Having clearly set out my stall for what I wanted to bang away at this year, I have quite naturally done none of those things and attacked another problem entirely. Mike Dippel, who did sterling work on the Command & Colours website and other projects, wrote some Colonial scenarios, including one on Kassassin. I had intended to bang out some Second Afghan War stuff, but Egyptian blandishments lured me away.
Now, I have most of what is required to play this scenario, but I was lacking a unit of Egyptian cavalry and a railway gun. I shall probably extemporise something for the railway gun, using a flat bed and a spare gun model, but the Egyptian cavalry were more of a puzzlement.
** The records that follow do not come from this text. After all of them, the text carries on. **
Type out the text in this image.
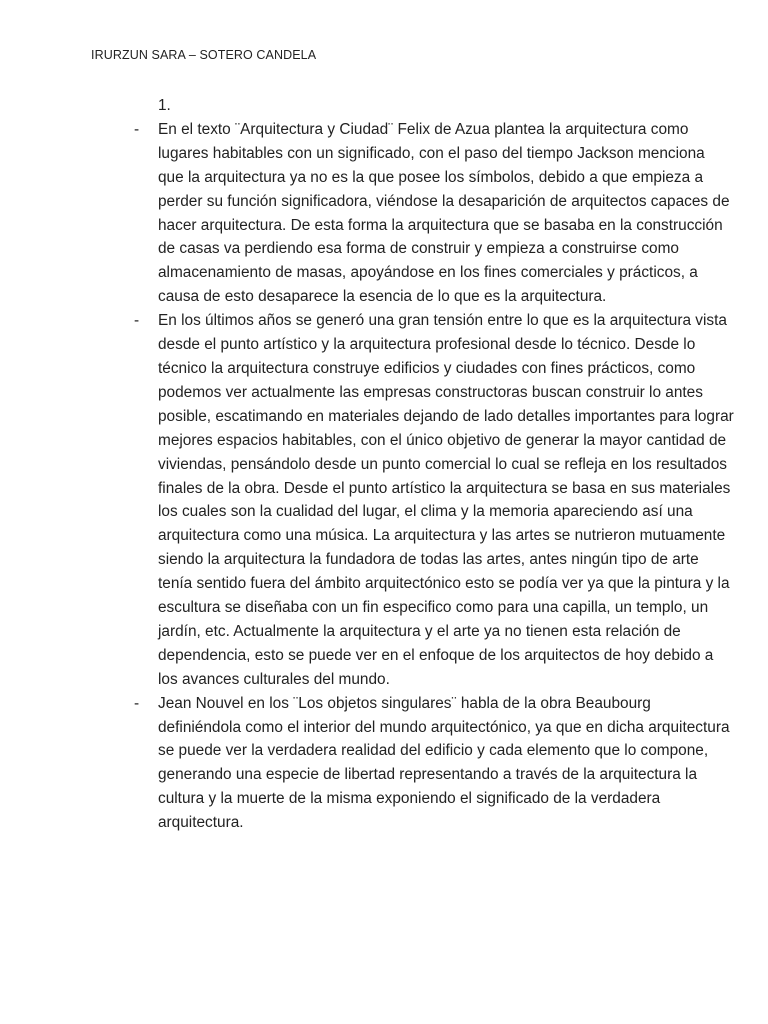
IRURZUN SARA – SOTERO CANDELA
1.
-	En el texto ¨Arquitectura y Ciudad¨ Felix de Azua plantea la arquitectura como lugares habitables con un significado, con el paso del tiempo Jackson menciona que la arquitectura ya no es la que posee los símbolos, debido a que empieza a perder su función significadora, viéndose la desaparición de arquitectos capaces de hacer arquitectura. De esta forma la arquitectura que se basaba en la construcción de casas va perdiendo esa forma de construir y empieza a construirse como almacenamiento de masas, apoyándose en los fines comerciales y prácticos, a causa de esto desaparece la esencia de lo que es la arquitectura.
-	En los últimos años se generó una gran tensión entre lo que es la arquitectura vista desde el punto artístico y la arquitectura profesional desde lo técnico. Desde lo técnico la arquitectura construye edificios y ciudades con fines prácticos, como podemos ver actualmente las empresas constructoras buscan construir lo antes posible, escatimando en materiales dejando de lado detalles importantes para lograr mejores espacios habitables, con el único objetivo de generar la mayor cantidad de viviendas, pensándolo desde un punto comercial lo cual se refleja en los resultados finales de la obra. Desde el punto artístico la arquitectura se basa en sus materiales los cuales son la cualidad del lugar, el clima y la memoria apareciendo así una arquitectura como una música. La arquitectura y las artes se nutrieron mutuamente siendo la arquitectura la fundadora de todas las artes, antes ningún tipo de arte tenía sentido fuera del ámbito arquitectónico esto se podía ver ya que la pintura y la escultura se diseñaba con un fin especifico como para una capilla, un templo, un jardín, etc. Actualmente la arquitectura y el arte ya no tienen esta relación de dependencia, esto se puede ver en el enfoque de los arquitectos de hoy debido a los avances culturales del mundo.
-	Jean Nouvel en los ¨Los objetos singulares¨ habla de la obra Beaubourg definiéndola como el interior del mundo arquitectónico, ya que en dicha arquitectura se puede ver la verdadera realidad del edificio y cada elemento que lo compone, generando una especie de libertad representando a través de la arquitectura la cultura y la muerte de la misma exponiendo el significado de la verdadera arquitectura.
Britains Egyptian Cavalry.
I don't mean Britains Egyptian cavalry, of course.
I mean Egyptian Cavalry made in Britain, but for Egypt.
But by Britains.
And possibly by Britons.
I hope this clarifies things.
(picture stolen from Ross)
Du Gourmand and I played a colonial game recently and I just wanted to playtest a scenario. As a result, rather than using the full panoply of figures (which I didn't have anyway), I just popped three cavalry figures down to mark a unit. Having played through the game several times, we realised that it didn't look bad and perhaps it might be something we should experiment with. At least until full 12 strong cavalry units and 19 strong infantry units become available.
But where to get three Egyptian cavalry figures.
The base figure, an Italeri Union bugler.
The Good Lord has bestowed upon me many blessings, a beautiful wife, an excellent cat, great friends and a job I loves. I am duly grateful.
Ability as a sculptor is not among my talents. However, I had this chap lying fallow and it seemed silly not to try.
Cut away the bugle and the front of the cap.
Now, there is every possibility that this may be the last post on this blog. I have attempted conversions in the past with mixed success, but three figures is certainly a record.
No doubt this will end in tears and Joy & Forgetfulness will be upside down and on fire by the time I finish. We shall see.
If that is the case, gentlemen, it has been an honour writing for you.